Tons of regrets to be honest. Opportunitys turned down because I was to conservative to consider them, placing finance in front of spiritual wellbeing, the fact I restricted myself in all sorts of unecessary ways when it wasn't essential. Not going with a friend when I was asked to go on a world jaunt with her, I should have gone, there was no reason then why I couldn't, except my own fears, giving up a good job and losing that security scared me to death and in hindsight none of it fucking mattered. Relationships I wouldn't have embarked on, although to be honest they were more learning curves and we have to learn about people somehow. My attitude to past relationships and my affect on there outcomes seems so clear now, I must have been walking around with blinkers on. Missed dates i said no too, one in particular haunts me as I have absolutely no idea why I said no (I was just being difficult) such a great guy he was persistent sweet and funny over a period of months. I should be kicking myself for that one. But overall no regrets, just experiences some denied some not Without all the things above, I would never have met my Husband, never had 2 beautiful children and never have learnt the error of my ways.(to a point)

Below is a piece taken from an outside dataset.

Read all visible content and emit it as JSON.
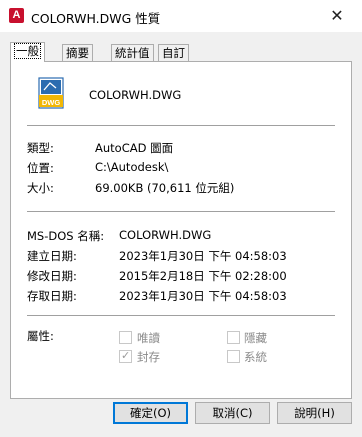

the best thing you can learn in life is to learn how to make the best steps in making a decision. In other words if you have to sit down and write out the pros and cons for the options you have and the benefits and costs of your decisions you could minimize regrets
lippy has had some regrets in life...sometimes i wish there was a way to see what would be my life now if i had made different choices....not that i would want to change it but it would be fun to just know...like having a crystal ball and seeing the future...i do believe that the outcome of our life is a destiny of sorts...which road we take to get there is the process...i'm enjoying the journey...
we all make incorrect directions weve been misguided by misconceptions we all took flipped suggestions i guess thats what makes life inter-resting it is "part of life",,,, cant press rewind cant pause the hands of time in regrets, you'll be left behind its like climbing a mountain, enjoy the ride dont look down..........keep your head up and look towards da skies
I dont regret things I did - its all a part of me and how I became who I am. I think you have to own it and move forward. I do regret things I did not do sometimes. But then, again - its "over there" and there is no use dwelling on it. Onward, forward.
acknowledging regrets means ackowledging mistakes which SHOULD lead to a better decision making process. you dont have to beat yourself up over it. But do learn for the future and teach someone else wise people learn from other peoples mistakes. smart people learn from their mistakes and fools just never learn
Yeah, I have some regrets, but I take a hard look at my mistakes to find the benefits or lessons that come from them. For me, the key is for the things that happen in my life not be in vain (whether I regret them or not). There are some things I wish I'd done differently or better, but if I had, I probably wouldn't be the person I am now. The bad decisions made me stronger & wiser & more appreciative of the good things. They also pushed me to work harder & to make better decisions. I try to stay focused on what's in front of me & not look back. It serves no purpose to dwell on the past. It just bogs me down & prevents progress. My goal is to continue learning & growing. Anything that hinders that isn't worth hanging on to.
I wish I didn't quit playing football before the season even started in Highschool. Everyone had a lot of faith invested in me and I totally let them down.